At the time I also thought it was obvious it was in preparation for e2ee (despite loud people on HN who disagreed).
I do wonder if they had intended to have it be default on though, maybe not since probably better for most users to have a recovery option.
By definition, encryption (with unique user keys) means you can't infer nor check what the content of the message is. Not without client cooperation, which is what this feature would have been.
> “Convergent encryption solves this problem in a very clever way:
“The way to make sure that every unique user with the same file ends up with an encrypted version of that file that is also identical is to ensure they use the same key.
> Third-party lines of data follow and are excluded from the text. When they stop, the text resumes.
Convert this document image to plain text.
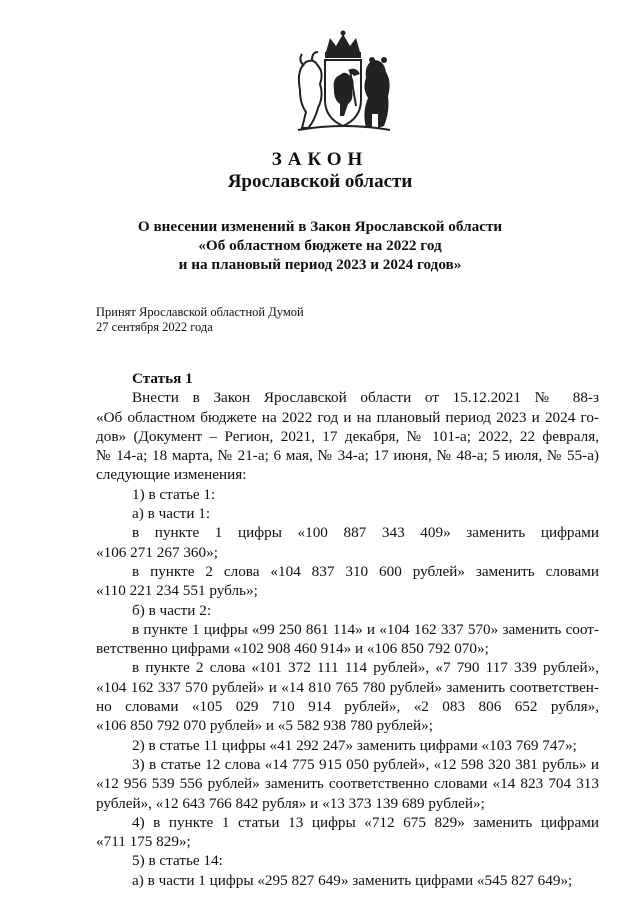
ЗАКОН
Ярославской области
О внесении изменений в Закон Ярославской области
«Об областном бюджете на 2022 год
и на плановый период 2023 и 2024 годов»
Принят Ярославской областной Думой
27 сентября 2022 года
Статья 1
Внести в Закон Ярославской области от 15.12.2021 № 88-з
«Об областном бюджете на 2022 год и на плановый период 2023 и 2024 го-
дов» (Документ – Регион, 2021, 17 декабря, № 101-а; 2022, 22 февраля,
№ 14-а; 18 марта, № 21-а; 6 мая, № 34-а; 17 июня, № 48-а; 5 июля, № 55-а)
следующие изменения:
1) в статье 1:
а) в части 1:
в пункте 1 цифры «100 887 343 409» заменить цифрами
«106 271 267 360»;
в пункте 2 слова «104 837 310 600 рублей» заменить словами
«110 221 234 551 рубль»;
б) в части 2:
в пункте 1 цифры «99 250 861 114» и «104 162 337 570» заменить соот-
ветственно цифрами «102 908 460 914» и «106 850 792 070»;
в пункте 2 слова «101 372 111 114 рублей», «7 790 117 339 рублей»,
«104 162 337 570 рублей» и «14 810 765 780 рублей» заменить соответствен-
но словами «105 029 710 914 рублей», «2 083 806 652 рубля»,
«106 850 792 070 рублей» и «5 582 938 780 рублей»;
2) в статье 11 цифры «41 292 247» заменить цифрами «103 769 747»;
3) в статье 12 слова «14 775 915 050 рублей», «12 598 320 381 рубль» и
«12 956 539 556 рублей» заменить соответственно словами «14 823 704 313
рублей», «12 643 766 842 рубля» и «13 373 139 689 рублей»;
4) в пункте 1 статьи 13 цифры «712 675 829» заменить цифрами
«711 175 829»;
5) в статье 14:
а) в части 1 цифры «295 827 649» заменить цифрами «545 827 649»;
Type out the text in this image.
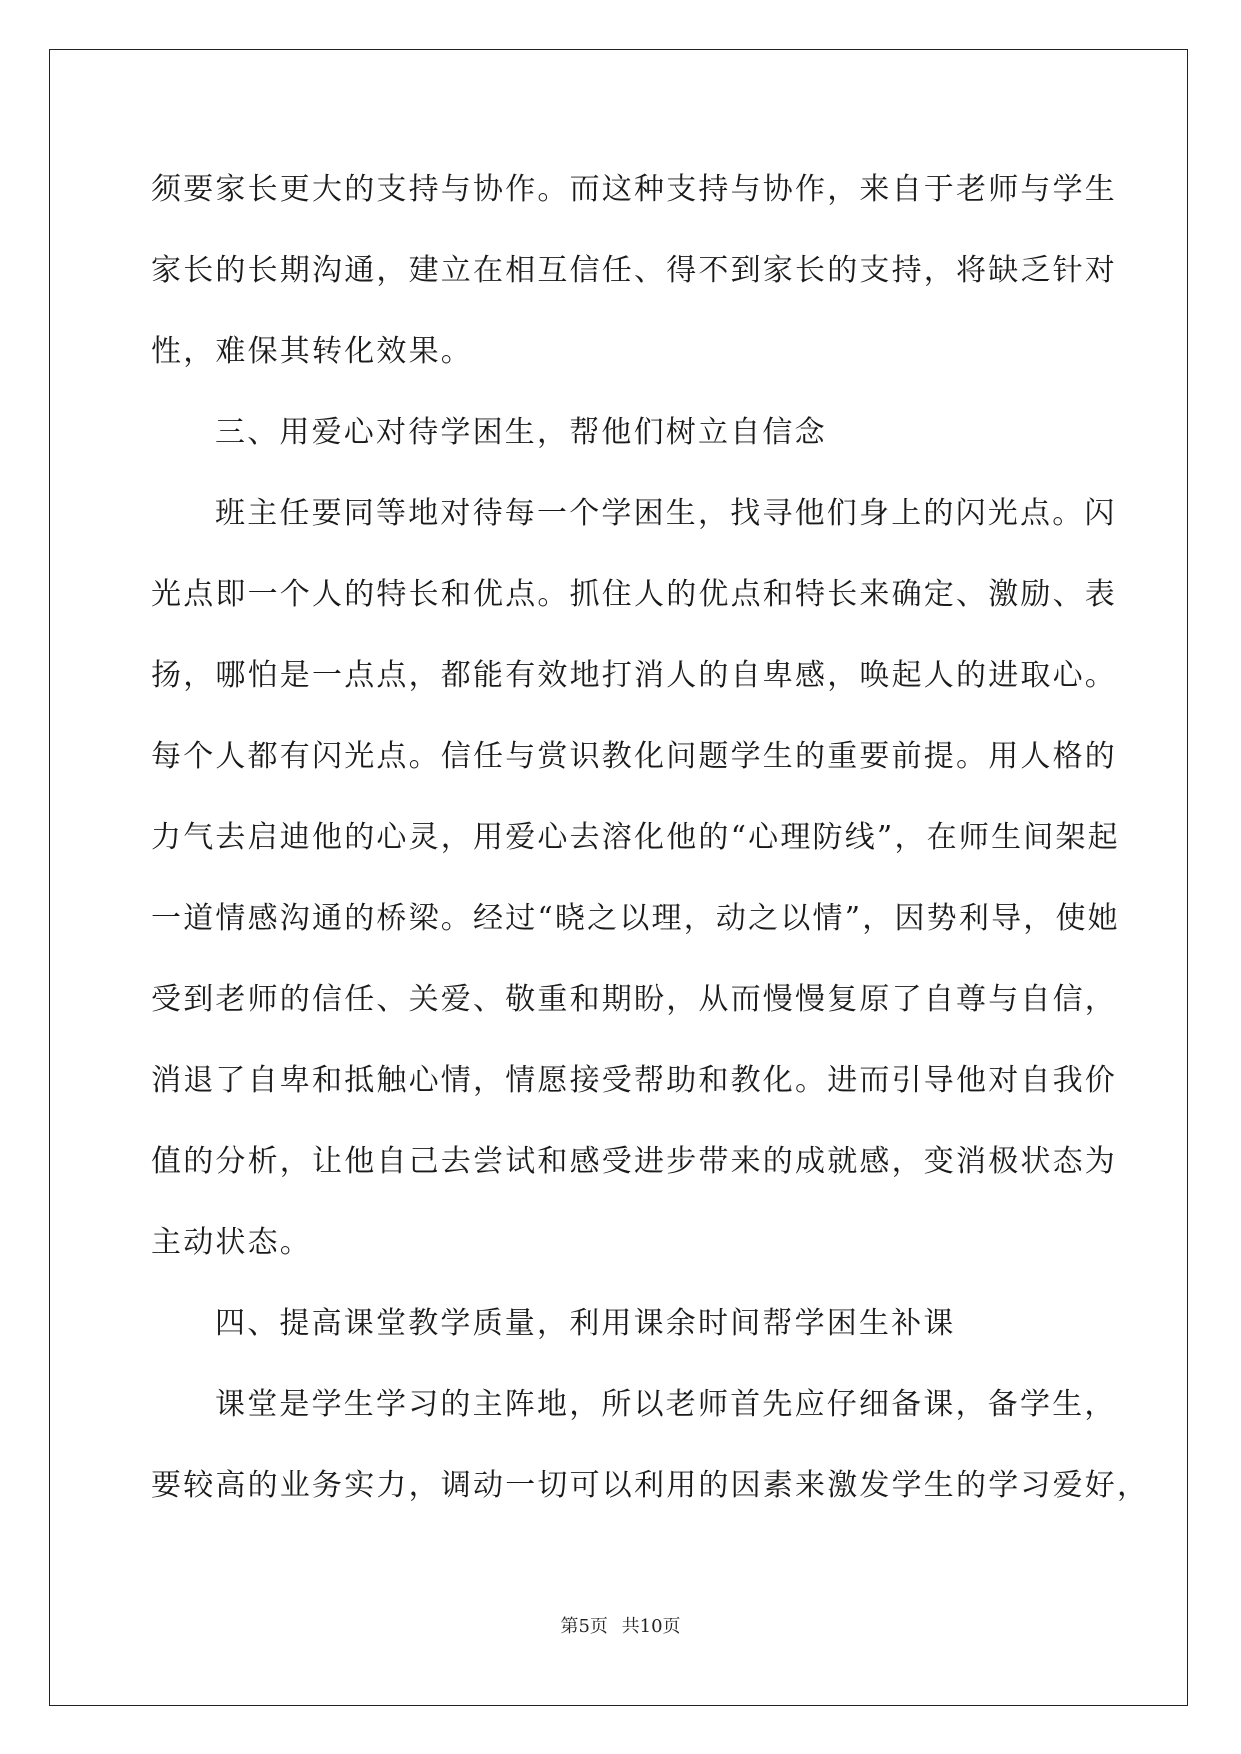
须要家长更大的支持与协作。而这种支持与协作，来自于老师与学生
家长的长期沟通，建立在相互信任、得不到家长的支持，将缺乏针对
性，难保其转化效果。
三、用爱心对待学困生，帮他们树立自信念
班主任要同等地对待每一个学困生，找寻他们身上的闪光点。闪
光点即一个人的特长和优点。抓住人的优点和特长来确定、激励、表
扬，哪怕是一点点，都能有效地打消人的自卑感，唤起人的进取心。
每个人都有闪光点。信任与赏识教化问题学生的重要前提。用人格的
力气去启迪他的心灵，用爱心去溶化他的“心理防线”，在师生间架起
一道情感沟通的桥梁。经过“晓之以理，动之以情”，因势利导，使她
受到老师的信任、关爱、敬重和期盼，从而慢慢复原了自尊与自信，
消退了自卑和抵触心情，情愿接受帮助和教化。进而引导他对自我价
值的分析，让他自己去尝试和感受进步带来的成就感，变消极状态为
主动状态。
四、提高课堂教学质量，利用课余时间帮学困生补课
课堂是学生学习的主阵地，所以老师首先应仔细备课，备学生，
要较高的业务实力，调动一切可以利用的因素来激发学生的学习爱好，
第5页 共10页
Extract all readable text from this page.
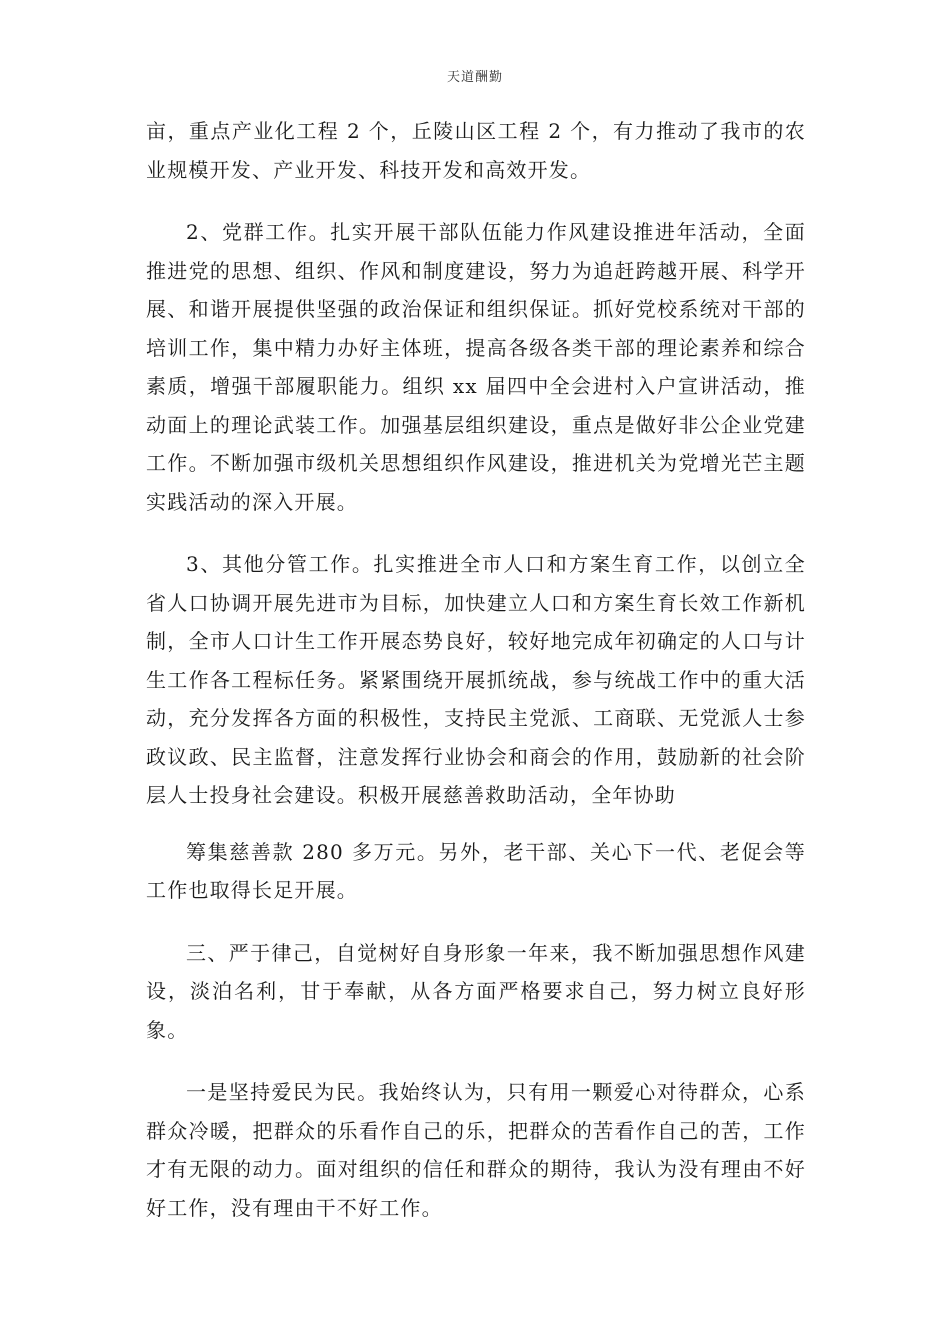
天道酬勤

亩，重点产业化工程 2 个，丘陵山区工程 2 个，有力推动了我市的农业规模开发、产业开发、科技开发和高效开发。

2、党群工作。扎实开展干部队伍能力作风建设推进年活动，全面推进党的思想、组织、作风和制度建设，努力为追赶跨越开展、科学开展、和谐开展提供坚强的政治保证和组织保证。抓好党校系统对干部的培训工作，集中精力办好主体班，提高各级各类干部的理论素养和综合素质，增强干部履职能力。组织 xx 届四中全会进村入户宣讲活动，推动面上的理论武装工作。加强基层组织建设，重点是做好非公企业党建工作。不断加强市级机关思想组织作风建设，推进机关为党增光芒主题实践活动的深入开展。

3、其他分管工作。扎实推进全市人口和方案生育工作，以创立全省人口协调开展先进市为目标，加快建立人口和方案生育长效工作新机制，全市人口计生工作开展态势良好，较好地完成年初确定的人口与计生工作各工程标任务。紧紧围绕开展抓统战，参与统战工作中的重大活动，充分发挥各方面的积极性，支持民主党派、工商联、无党派人士参政议政、民主监督，注意发挥行业协会和商会的作用，鼓励新的社会阶层人士投身社会建设。积极开展慈善救助活动，全年协助

筹集慈善款 280 多万元。另外，老干部、关心下一代、老促会等工作也取得长足开展。

三、严于律己，自觉树好自身形象一年来，我不断加强思想作风建设，淡泊名利，甘于奉献，从各方面严格要求自己，努力树立良好形象。

一是坚持爱民为民。我始终认为，只有用一颗爱心对待群众，心系群众冷暖，把群众的乐看作自己的乐，把群众的苦看作自己的苦，工作才有无限的动力。面对组织的信任和群众的期待，我认为没有理由不好好工作，没有理由干不好工作。
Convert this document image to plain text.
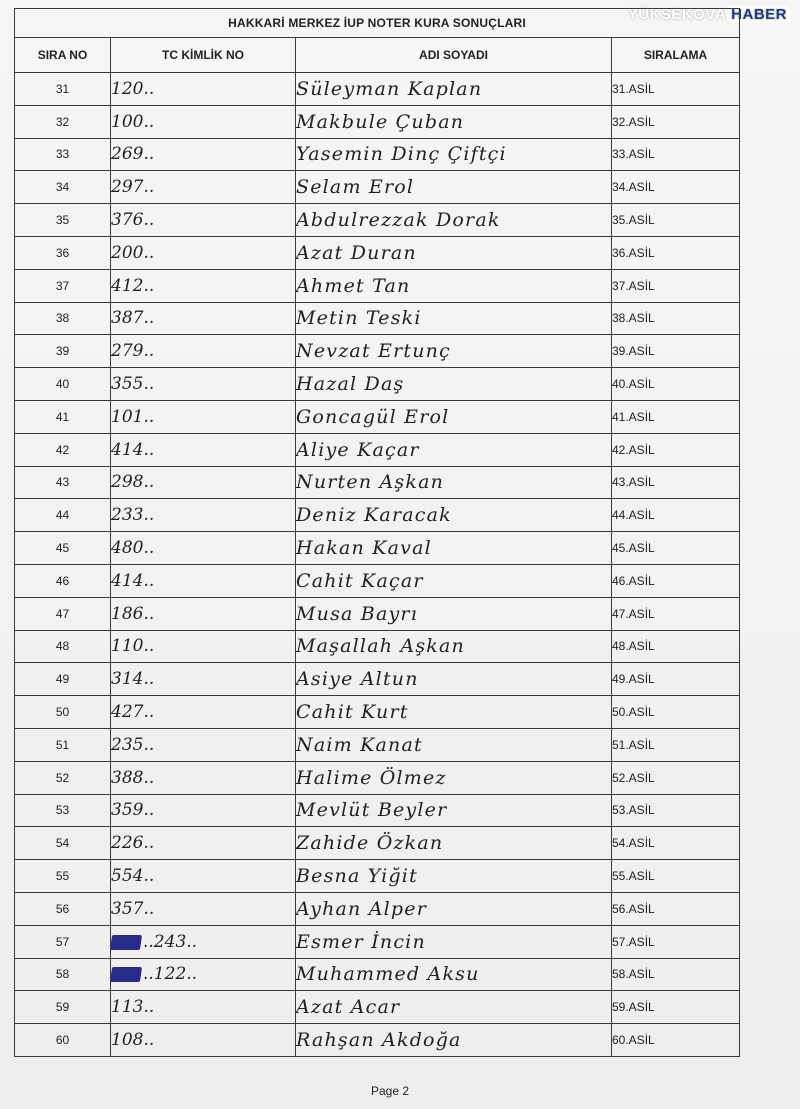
YÜKSEKOVA HABER
HAKKARİ MERKEZ İUP NOTER KURA SONUÇLARI			
SIRA NO	TC KİMLİK NO	ADI SOYADI	SIRALAMA
31	120..	Süleyman Kaplan	31.ASİL
32	100..	Makbule Çuban	32.ASİL
33	269..	Yasemin Dinç Çiftçi	33.ASİL
34	297..	Selam Erol	34.ASİL
35	376..	Abdulrezzak Dorak	35.ASİL
36	200..	Azat Duran	36.ASİL
37	412..	Ahmet Tan	37.ASİL
38	387..	Metin Teski	38.ASİL
39	279..	Nevzat Ertunç	39.ASİL
40	355..	Hazal Daş	40.ASİL
41	101..	Goncagül Erol	41.ASİL
42	414..	Aliye Kaçar	42.ASİL
43	298..	Nurten Aşkan	43.ASİL
44	233..	Deniz Karacak	44.ASİL
45	480..	Hakan Kaval	45.ASİL
46	414..	Cahit Kaçar	46.ASİL
47	186..	Musa Bayrı	47.ASİL
48	110..	Maşallah Aşkan	48.ASİL
49	314..	Asiye Altun	49.ASİL
50	427..	Cahit Kurt	50.ASİL
51	235..	Naim Kanat	51.ASİL
52	388..	Halime Ölmez	52.ASİL
53	359..	Mevlüt Beyler	53.ASİL
54	226..	Zahide Özkan	54.ASİL
55	554..	Besna Yiğit	55.ASİL
56	357..	Ayhan Alper	56.ASİL
57	..243..	Esmer İncin	57.ASİL
58	..122..	Muhammed Aksu	58.ASİL
59	113..	Azat Acar	59.ASİL
60	108..	Rahşan Akdoğa	60.ASİL
Page 2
However, you can’t share keys between users, because that defeats the entire point; you need a common reference point between users that is unknown to anyone but those users.
“The answer is to use the file itself: the system creates a hash of the file’s content, and that hash (a long string of characters derived from a known algorithm) is the key that is used to encrypt said file.
“If every iCloud user uses this technique — and given that Apple implements the system, they do — then every iCloud user with the same file will produce the same encrypted file, given that they are using the same key (which is derived from the file itself); that means that Apple only needs to store one version of that file even as it makes said file available to everyone who “uploaded” it (in truth, because iCloud integration goes down to the device, the file is probably never actually uploaded at all — Apple just includes a reference to the file that already exists on its servers, thus saving a huge amount of money on both storage costs and bandwidth).
“There is one huge flaw in convergent encryption, however, called “confirmation of file”: if you know the original file you by definition can identify the encrypted version of that file (because the key is derived from the file itself). When it comes to CSAM, though, this flaw is a feature: because Apple uses convergent encryption for its end-to-end encryption it can by definition do server-side scanning of files and exploit the “confirmation of file” flaw to confirm if CSAM exists, and, by extension, who “uploaded” it. Apple’s extremely low rates of CSAM reporting suggest that the company is not currently pursuing this approach, but it is the most obvious way to scan for CSAM given it has abandoned its on-device plan.”
https://stratechery.com/2022/apple-icloud-encryption-csam-sc...
The file encryption part was based on using a hash of the file as the key.
It's always nice to later find out that one's quick amateur idea turns out to be an independent rediscovery of something legit. Now that I've learned it is called "convergent encryption" Googling tells me it it goes back to 1995 and a Stac patent.
So every file has a unique key? So thousands or 10,000s of keys would need need to be in the keychain, mapped to the file name.
And if one person's keys are leaked, they can be used prove that other people had the same file
No, this doesn't sound well thought out
I thought the same.
> despite loud people on HN who disagreed
Yeah, loud people be like that, but this is really Apple’s communication fault. They could have started with that “hey we want to provide e2e encrypted storage, the price of it will be that we need to scan what you upload for csam”.